On the opposite end of the spectrum, Rachel Mattison is a senior biology major in the midst of interviewing for various medical schools across Texas. She utilizes her summer and winter breaks to work at a pediatric clinic in her hometown, and she was recently given a preemptive offer to run the practice, which has a branch in Dallas as well. As we spoke, she informed me that she had experienced feelings of inadequacy during conversations with other medical school applicants while waiting to be interviewed.
“Some of them have been published, and others have started health initiatives. It just makes me realize how much I haven’t done, you know. I also wish I had been able to gather the money to go on a mission trip. Mostly everyone has helped bring medicine or healthcare to somewhere abroad.” Rachel has maintained a 4.0 GPA throughout her undergraduate career and is involved in a women’s spirit group and medicine organization on campus. She is also using her senior year to take advantage of the research program available for STEM majors at UT. Despite her many qualifications and her wonderful résumé, Rachel is not immune to feelings of inadequacy among her peers.
Like Rachel, Daniela Banci is a pre-med student. She is a sophomore, and she speaks from the perspective of a student whose main goal is to validate the investment her parents have made in her education. “For me, my parents didn’t start out rich. They came from the Philippines. So, they came all the way from there, and then they went to Canada, and then they came here, and they worked. And they didn’t even really want me to come to UT. I had to convince them that I could do it. And they did everything to get me where I am now, so I want to give everything I can to make sure it’s worth it.”
Daniela’s strength is in her dedication to her coursework and to creating relationships with her professors. She often visits office hours, both for help with her coursework and to learn more about them as individuals. She is an active member of Future Doctors of America and Global Medical Training, which are both on-campus organizations that will cater to her career goals. She often feels pressured by the success of her peers, as well as the expectations of her parents.
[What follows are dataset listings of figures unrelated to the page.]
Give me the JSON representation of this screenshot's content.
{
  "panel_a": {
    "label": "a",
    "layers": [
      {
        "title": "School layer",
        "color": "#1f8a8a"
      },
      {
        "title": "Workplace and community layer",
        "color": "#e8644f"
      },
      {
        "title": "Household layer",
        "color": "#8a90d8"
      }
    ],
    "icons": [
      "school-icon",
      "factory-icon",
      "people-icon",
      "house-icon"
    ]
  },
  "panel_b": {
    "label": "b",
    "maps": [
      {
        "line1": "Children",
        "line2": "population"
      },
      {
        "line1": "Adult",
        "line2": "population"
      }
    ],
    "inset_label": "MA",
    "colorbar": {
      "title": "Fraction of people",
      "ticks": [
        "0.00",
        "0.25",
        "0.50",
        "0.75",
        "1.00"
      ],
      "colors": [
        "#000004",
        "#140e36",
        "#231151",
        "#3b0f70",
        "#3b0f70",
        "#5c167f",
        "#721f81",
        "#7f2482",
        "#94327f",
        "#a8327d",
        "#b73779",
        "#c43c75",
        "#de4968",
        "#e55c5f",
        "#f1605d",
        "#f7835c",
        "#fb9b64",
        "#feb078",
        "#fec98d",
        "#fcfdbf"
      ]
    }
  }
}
These stories and many more were all held together by a common thread—each of these students has a specific image in their minds that means success, and they often use these images not to inspire themselves, but to increase the heavy pressure that they feel daily as UT students.
The key here is not to rid oneself of ambition, nor is it to advocate a stagnant academic career. It is to truly understand that you are neither alone in your feelings of inadequacy, nor are you likely to rid yourself of these feelings by overloading your schedule and neglecting your mental and physical health.
Rather than keeping student anxieties buried deep in our private lives, we should acknowledge that they exist and allow this truth into our conversations with peers. As students at this prestigious university, we should commit ourselves to three mental practices—first, we must abandon fear of failure and actively involve ourselves in activities on and off campus. Second, we must make ourselves vulnerable by speaking freely about our imperfections and fears. This will unify our student body. Third, we must deny any inner voices that tell us we are the only one feeling this way. It isn’t true.